Quant à la place du racisme dans le fascisme, il faut se souvenir que le racisme à divers titres est un élément constituant fondamental de l’ensemble de la pensée occidentale, marxisme-léninisme excepté, mais qu'il ne joue aucun rôle particulier dans le mouvement fasciste italien tant qu’il reste indépendant de son allié allemand, et qu’il est prégnant au contraire dans le courant démocrate-libertarien américain qui hébergeait le Ku Klux Klan (aux antipodes du fascisme par sa conception de l’État minimal et du politique décentralisé). Le fascisme charrie avec lui les préjugés populaires et la culture politique de bric et de broc qu’il trouve-là, quand il en a besoin pour la mobiliser contre le prolétariat, que cette culture soit raciste ou non.
Le judaïsme a payé un lourd tribut au nazisme, à cause de l’engagement de nombreux juifs dans les rangs de la révolution, mais aussi parce que le nazisme dans le fil de la pensée colonialiste dominante vers 1900, veut remplacer lutte des classes par lutte des races, parce que le racisme est depuis 1789 au moins utilisé pour dénoncer les révolutions, et parce qu’il n’y avait pas d’autre bouc émissaire possible en Europe à l’époque.
La bourgeoise a flotté entre racisme et antiracisme avec une forte tendance au premier pour finalement se convertir à l’antiracisme après la bataille, en1945, et les autorités sionistes prétendant représenter le peuple juif ont donné depuis des gages à l’ordre capitaliste.
Aujourd’hui il importe donc pour la pensée apologétique de mettre à l’écart du rationnel le phénomène politique nazi-fasciste, de le placer en quarantaine critique, et les gros sabots de Nolte sont gênants. Ils rappellent également l’existence d’un peuple révolutionnaire exterminé dans les camps et les ghettos et dont les héritiers actuels ont falsifié la mémoire.
Nolte n’était pas très malin, mais les innocents disent le plus souvent la vérité. L’ironie de l’histoire est amère pour ces contre-révolutionnaires teutons. Le triomphe du communisme en 1919, loin d’être une menace existentielle pour l’Allemagne, était la seule chance historique pour elle d’accéder à cette hégémonie culturelle que ses élites désiraient tant, dans les années du pangermanisme d’avant 1914 ! la langue allemande non seulement était celle des ghettos qu’ils allaient exterminer, et dont les survivants allaient tant contribuer à la culture du XXème siècle, mais c’était aussi la langue officielle de l’Internationale Communiste !
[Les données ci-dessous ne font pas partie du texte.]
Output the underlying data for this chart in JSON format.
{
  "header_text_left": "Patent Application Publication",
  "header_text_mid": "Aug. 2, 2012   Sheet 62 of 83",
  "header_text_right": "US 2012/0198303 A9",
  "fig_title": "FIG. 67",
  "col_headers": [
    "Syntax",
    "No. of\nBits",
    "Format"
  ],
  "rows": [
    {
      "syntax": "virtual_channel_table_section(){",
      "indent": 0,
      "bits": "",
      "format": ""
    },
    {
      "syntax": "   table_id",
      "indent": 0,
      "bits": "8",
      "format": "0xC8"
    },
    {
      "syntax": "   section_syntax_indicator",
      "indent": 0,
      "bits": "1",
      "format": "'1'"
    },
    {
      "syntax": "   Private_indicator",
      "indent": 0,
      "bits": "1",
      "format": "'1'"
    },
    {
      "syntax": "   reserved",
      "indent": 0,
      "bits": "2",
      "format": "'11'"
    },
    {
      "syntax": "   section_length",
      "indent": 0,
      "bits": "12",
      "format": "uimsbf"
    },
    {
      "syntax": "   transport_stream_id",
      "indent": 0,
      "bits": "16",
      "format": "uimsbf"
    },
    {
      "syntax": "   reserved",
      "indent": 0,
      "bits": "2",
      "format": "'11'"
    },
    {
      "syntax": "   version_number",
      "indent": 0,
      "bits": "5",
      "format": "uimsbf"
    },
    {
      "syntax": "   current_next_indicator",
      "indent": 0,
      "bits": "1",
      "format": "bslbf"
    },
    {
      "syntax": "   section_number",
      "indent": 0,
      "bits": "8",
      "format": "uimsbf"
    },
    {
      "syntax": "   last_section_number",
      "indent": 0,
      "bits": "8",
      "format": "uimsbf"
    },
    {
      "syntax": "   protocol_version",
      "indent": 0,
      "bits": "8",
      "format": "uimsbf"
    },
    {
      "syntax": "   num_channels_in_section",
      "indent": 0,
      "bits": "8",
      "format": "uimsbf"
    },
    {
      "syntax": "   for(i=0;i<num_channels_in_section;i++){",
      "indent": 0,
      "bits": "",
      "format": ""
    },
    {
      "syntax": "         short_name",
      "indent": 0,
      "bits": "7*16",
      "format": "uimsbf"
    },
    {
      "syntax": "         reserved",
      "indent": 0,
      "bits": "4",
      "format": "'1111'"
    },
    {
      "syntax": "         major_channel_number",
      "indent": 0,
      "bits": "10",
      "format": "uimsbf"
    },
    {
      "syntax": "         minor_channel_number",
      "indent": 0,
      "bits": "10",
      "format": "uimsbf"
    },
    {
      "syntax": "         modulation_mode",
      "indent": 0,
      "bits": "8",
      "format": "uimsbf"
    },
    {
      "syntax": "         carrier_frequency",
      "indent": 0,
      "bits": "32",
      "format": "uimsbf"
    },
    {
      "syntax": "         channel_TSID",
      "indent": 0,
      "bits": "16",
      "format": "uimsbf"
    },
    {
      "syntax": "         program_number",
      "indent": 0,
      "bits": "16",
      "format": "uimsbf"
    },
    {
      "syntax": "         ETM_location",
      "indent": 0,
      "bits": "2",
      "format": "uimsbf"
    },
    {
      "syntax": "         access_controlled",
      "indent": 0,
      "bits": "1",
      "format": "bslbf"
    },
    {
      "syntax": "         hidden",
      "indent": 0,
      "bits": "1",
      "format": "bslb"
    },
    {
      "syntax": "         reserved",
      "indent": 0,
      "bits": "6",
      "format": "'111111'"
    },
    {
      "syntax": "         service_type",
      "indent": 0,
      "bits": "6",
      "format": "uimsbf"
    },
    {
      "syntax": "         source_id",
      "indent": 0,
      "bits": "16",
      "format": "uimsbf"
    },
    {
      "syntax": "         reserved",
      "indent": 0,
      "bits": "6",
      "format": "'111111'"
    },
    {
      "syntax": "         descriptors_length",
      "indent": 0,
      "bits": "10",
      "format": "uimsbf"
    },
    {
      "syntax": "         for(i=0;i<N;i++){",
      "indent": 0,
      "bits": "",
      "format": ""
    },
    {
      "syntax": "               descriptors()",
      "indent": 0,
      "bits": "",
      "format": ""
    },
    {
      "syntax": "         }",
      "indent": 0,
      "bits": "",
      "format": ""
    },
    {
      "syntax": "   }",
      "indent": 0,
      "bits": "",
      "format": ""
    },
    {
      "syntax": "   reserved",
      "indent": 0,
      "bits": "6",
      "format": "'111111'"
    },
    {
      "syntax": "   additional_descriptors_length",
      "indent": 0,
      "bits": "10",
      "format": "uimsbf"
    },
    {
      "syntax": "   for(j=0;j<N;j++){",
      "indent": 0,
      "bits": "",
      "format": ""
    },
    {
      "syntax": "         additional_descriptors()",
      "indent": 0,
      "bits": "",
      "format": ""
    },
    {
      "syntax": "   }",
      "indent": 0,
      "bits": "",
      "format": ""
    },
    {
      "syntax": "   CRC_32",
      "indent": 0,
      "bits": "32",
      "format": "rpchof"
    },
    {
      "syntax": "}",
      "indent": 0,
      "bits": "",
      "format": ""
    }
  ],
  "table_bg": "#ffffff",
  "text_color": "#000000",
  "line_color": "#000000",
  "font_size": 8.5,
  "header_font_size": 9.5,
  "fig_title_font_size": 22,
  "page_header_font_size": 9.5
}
En somme Nolte nous a rendu un grand service en dévoilant bêtement le pot au rose. Fascisme et nazisme à tout prendre ne sont que la forme provisoire que prend la politique bourgeoise, face au danger révolutionnaire prolétarien réel (et l’évolution politique du seul fascisme historique non vaincu militairement, l’espagnol, montre aussi son caractère contre-révolutionnaire provisoire à l'échelle d'une ou deux générations). Mais si cela signifie que ce ne sont pas des essences indépendantes, des fantômes agissant dans l’ordre des idées pures, cela signifie aussi qu’ils reviendront quand de besoin (et peut être sous le masque de leur contraire, sous l'espèce du maccarthysme « antifa », qui sait).
Lutter contre le fascisme (et actuellement, contre le terrorisme) n'est effectif que si on lutte contre le capital.